I was referring to the context of a signal handler.  We don't say in
the library docs that a signal handler cannot call malloc.

> > signal handlers are called in the normal user context (unlike on Unix), 
> 
> By this do you mean, on many other OS implementations, the signal handler
> is run on a separate stack.  There are good reasons for doing it this way.

Of course, there are good reasons to do that.  Except that in DJGPP,
these reasons don't exist.

> > so the handler and the code it runs is generally allowed to do anything 
> > that normal C code is allowed to do.
> 
> I'm not sure I follow or understand what make DJGPP so particular.

What makes DJGPP special is the way signal-handling machinery is
implemented.

The DPMI spec doesn't allow to do almost anything from a hardware
interrupt handler.  So, for example, a SIGINT handler cannot run
directly from the keyboard interrupt handler, and SIGALRM cannot be
run by the timer tick handler.

To overcome this, the interrupt handler invalidates the data selector
(by setting its size to 4KB), and then returns.  Since all data is
allocated above the first 4KB page, the first time the program tries
to touch its data or stack, it triggers a CPU exception (a GPF),
because it tries to access data outside the segment limit.

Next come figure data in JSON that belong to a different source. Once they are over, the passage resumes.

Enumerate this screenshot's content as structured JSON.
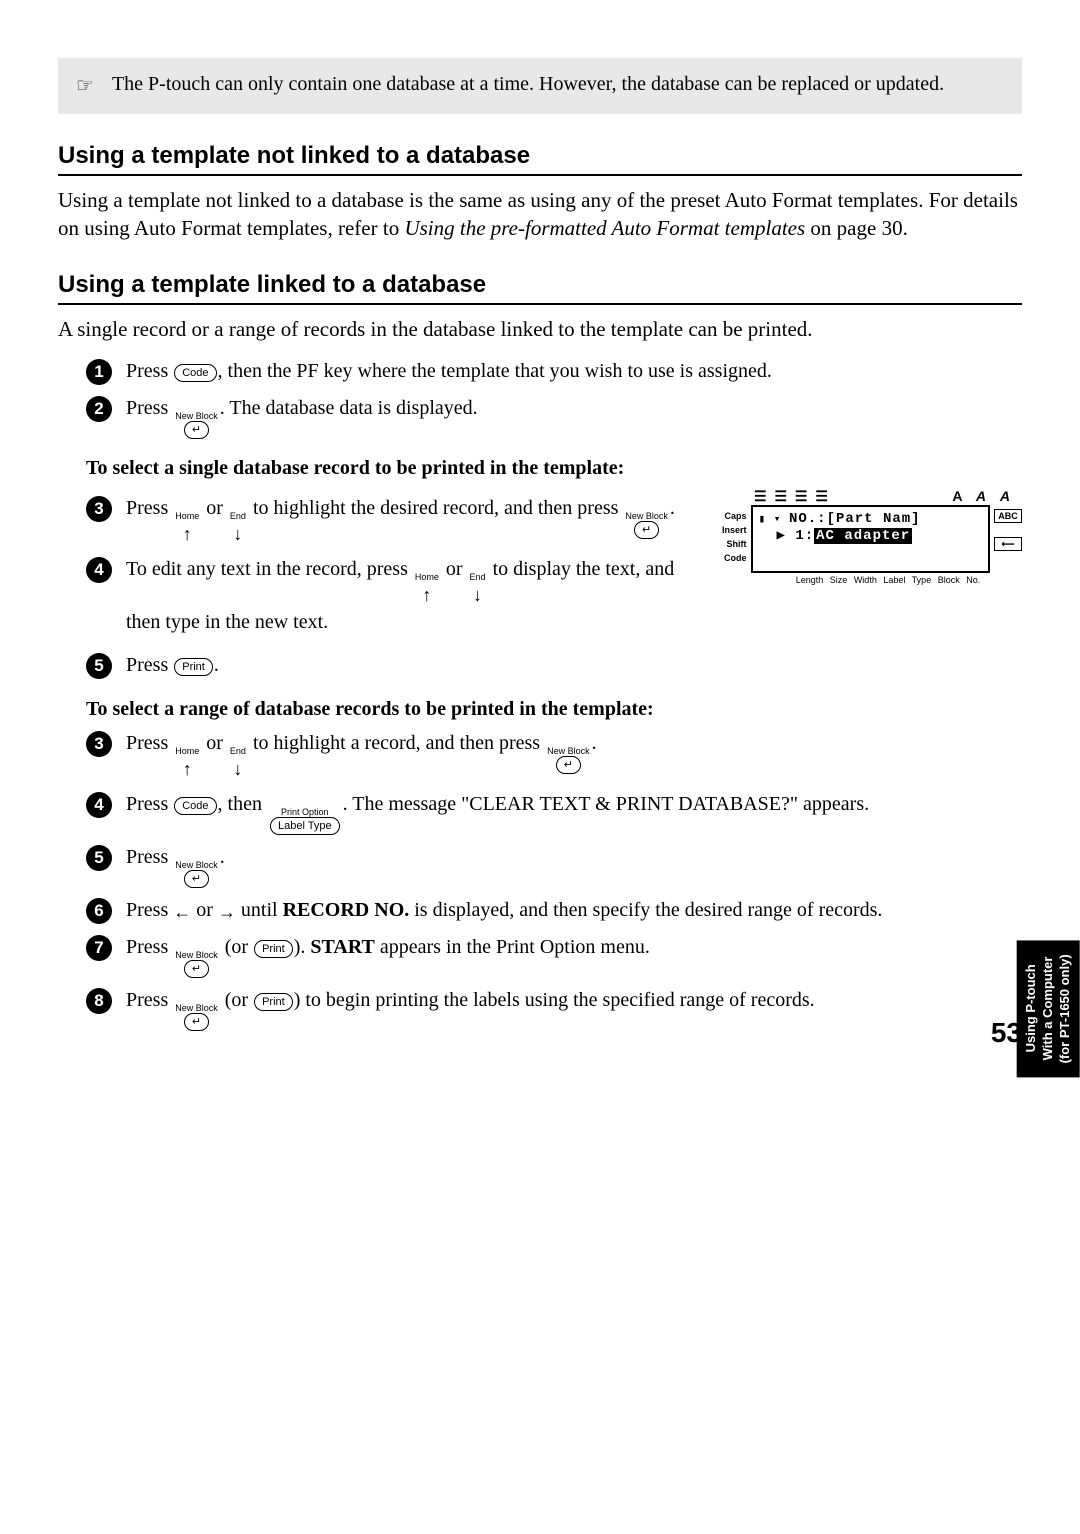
{
  "note": {
    "pointer": "☞",
    "text": "The P-touch can only contain one database at a time. However, the database can be replaced or updated."
  },
  "section1": {
    "heading": "Using a template not linked to a database",
    "body_prefix": "Using a template not linked to a database is the same as using any of the preset Auto Format templates. For details on using Auto Format templates, refer to ",
    "body_ital": "Using the pre-formatted Auto Format templates",
    "body_suffix": " on page 30."
  },
  "section2": {
    "heading": "Using a template linked to a database",
    "intro": "A single record or a range of records in the database linked to the template can be printed."
  },
  "keys": {
    "code": "Code",
    "print": "Print",
    "new_block": "New Block",
    "home": "Home",
    "end": "End",
    "label_type": "Label Type",
    "print_option": "Print Option",
    "enter_sym": "↵",
    "up_sym": "↑",
    "down_sym": "↓",
    "left_sym": "←",
    "right_sym": "→"
  },
  "steps_a": {
    "s1_a": "Press ",
    "s1_b": ", then the PF key where the template that you wish to use is assigned.",
    "s2_a": "Press ",
    "s2_b": ". The database data is displayed."
  },
  "sub1": "To select a single database record to be printed in the template:",
  "steps_b": {
    "s3_a": "Press ",
    "s3_b": " or ",
    "s3_c": " to highlight the desired record, and then press ",
    "s3_d": ".",
    "s4_a": "To edit any text in the record, press ",
    "s4_b": " or ",
    "s4_c": " to display the text, and then type in the new text.",
    "s5_a": "Press ",
    "s5_b": "."
  },
  "sub2": "To select a range of database records to be printed in the template:",
  "steps_c": {
    "s3_a": "Press ",
    "s3_b": " or ",
    "s3_c": " to highlight a record, and then press ",
    "s3_d": ".",
    "s4_a": "Press ",
    "s4_b": ", then ",
    "s4_c": ". The message \"CLEAR TEXT & PRINT DATABASE?\" appears.",
    "s5_a": "Press ",
    "s5_b": ".",
    "s6_a": "Press ",
    "s6_b": " or ",
    "s6_c": " until ",
    "s6_bold": "RECORD NO.",
    "s6_d": " is displayed, and then specify the desired range of records.",
    "s7_a": "Press ",
    "s7_b": " (or ",
    "s7_c": "). ",
    "s7_bold": "START",
    "s7_d": " appears in the Print Option menu.",
    "s8_a": "Press ",
    "s8_b": " (or ",
    "s8_c": ") to begin printing the labels using the specified range of records."
  },
  "lcd": {
    "top_icons": "☰ ☰ ☰ ☰",
    "top_letters": [
      "A",
      "A",
      "A"
    ],
    "left_labels": [
      "Caps",
      "Insert",
      "Shift",
      "Code"
    ],
    "line1_pre": "▮ ▾ ",
    "line1": "NO.:[Part Nam]",
    "line2_pre": "▶  1:",
    "line2_hl": "AC adapter",
    "right_badge1": "ABC",
    "right_badge2": "⟵",
    "bottom": "Length  Size  Width  Label Type  Block No."
  },
  "side_tab": "Using P-touch With a Computer (for PT-1650 only)",
  "page_number": "53"
}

The execution thread then jumps to the GPF exception handler,
installed by the library startup code.  This handler notices that the
GPF was a fake one, restores the normal data segment limit (safely
stashed away in a special variable), and then calls the signal handler
after restoring the normal execution environment (segment registers,
stack, etc.) that GCC-generated code expects to find.

So, by the time the user-defined signal handler's code runs, the
program is in a safe state, with all the segment registers set up as
they are for normal vanilla C code.  It therefore can in principle do
anything a vanilla C code can.

> If in DJGPP, you guys found a way, to make it possible for malloc()
> calls to be reentrant .... great.

I don't know if malloc is reentrant.  But if it isn't, that should be
documented, since I don't think the users should guess.

One thing to keep in mind is that signals are sometimes used to
implement sophisticated features, such as threading (there are a
couple of such packages which work with DJGPP), where threads are run
from within a SIGALRM handler.  And threads can call malloc.